Lieferengpass wegen Tierschutzverordnung

StroVac: Fünf Mäuse zu wenig Nadine Tröbitscher, 24.01.2019 08:03 Uhr

Berlin - Zur Therapie und Prophylaxe von wiederkehrenden Harnwegsinfekten bakteriellen Ursprungs ist StroVac (Strathmann) eine Alternative zum Antibiotikum. Die Impfung wird hierzulande als IGeL angeboten. Derzeit müssen Ärzte und Patienten auf das Arzneimittel verzichten und zwar bis April, wie aus der Liste der beim Bundesinstitut für Arzneimittel und Medizinprodukte (BfArM) gemeldeten Lieferengpässen hervorgeht. Grund für den Engpass ist die Tierschutzverordnung.
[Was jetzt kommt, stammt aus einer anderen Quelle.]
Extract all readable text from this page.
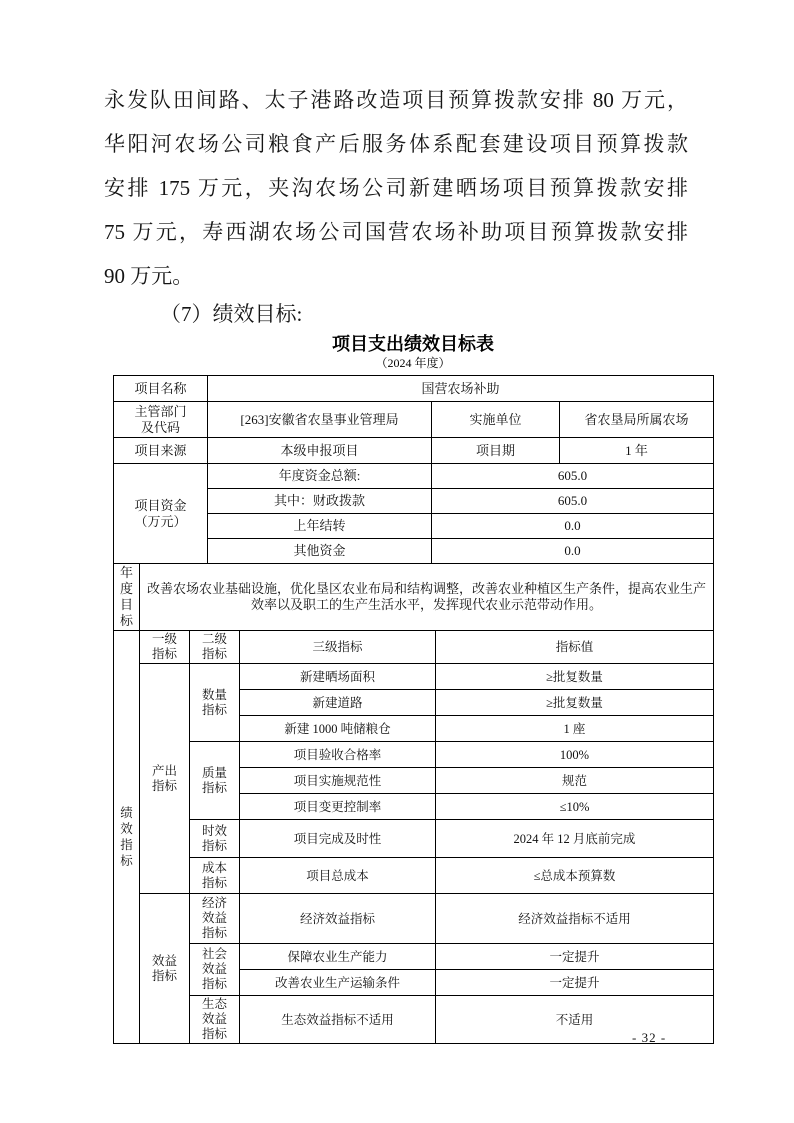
永发队田间路、太子港路改造项目预算拨款安排 80 万元，
华阳河农场公司粮食产后服务体系配套建设项目预算拨款
安排 175 万元，夹沟农场公司新建晒场项目预算拨款安排
75 万元，寿西湖农场公司国营农场补助项目预算拨款安排
90 万元。
（7）绩效目标:
项目支出绩效目标表
（2024 年度）
项目名称	国营农场补助		
主管部门及代码	[263]安徽省农垦事业管理局	实施单位	省农垦局所属农场
项目来源	本级申报项目	项目期	1 年
项目资金（万元）	年度资金总额:	605.0	
	其中：财政拨款	605.0	
	上年结转	0.0	
	其他资金	0.0	
年度目标	改善农场农业基础设施，优化垦区农业布局和结构调整，改善农业种植区生产条件，提高农业生产效率以及职工的生产生活水平，发挥现代农业示范带动作用。
绩效指标	一级指标	二级指标	三级指标	指标值
	产出指标	数量指标	新建晒场面积	≥批复数量
			新建道路	≥批复数量
			新建 1000 吨储粮仓	1 座
		质量指标	项目验收合格率	100%
			项目实施规范性	规范
			项目变更控制率	≤10%
		时效指标	项目完成及时性	2024 年 12 月底前完成
		成本指标	项目总成本	≤总成本预算数
	效益指标	经济效益指标	经济效益指标	经济效益指标不适用
		社会效益指标	保障农业生产能力	一定提升
			改善农业生产运输条件	一定提升
		生态效益指标	生态效益指标不适用	不适用
- 32 -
StroVac ist eine Vakzine mit inaktiven Keimen spezifizierter Enterobakterien – Eschericia coli, Morganella morganii, Proteus mirabilis, Klebsiella pneumoniae und Enterococcus faecalis. Für die Freigabe der neu produzierten Chargen ist ein sogenannter Mausschutztest nötig. Dieser beweist die Wirksamkeit der Vakzine. Und so läuft der Test ab: 20 Mäuse werden mit StroVac geimpft. Die Nager erhalten gemäß Impfschema drei Injektionen im Abstand von zwei Wochen. Zwei Wochen später werden die Tiere intraperitoneal mit Escherichia coli infiziert.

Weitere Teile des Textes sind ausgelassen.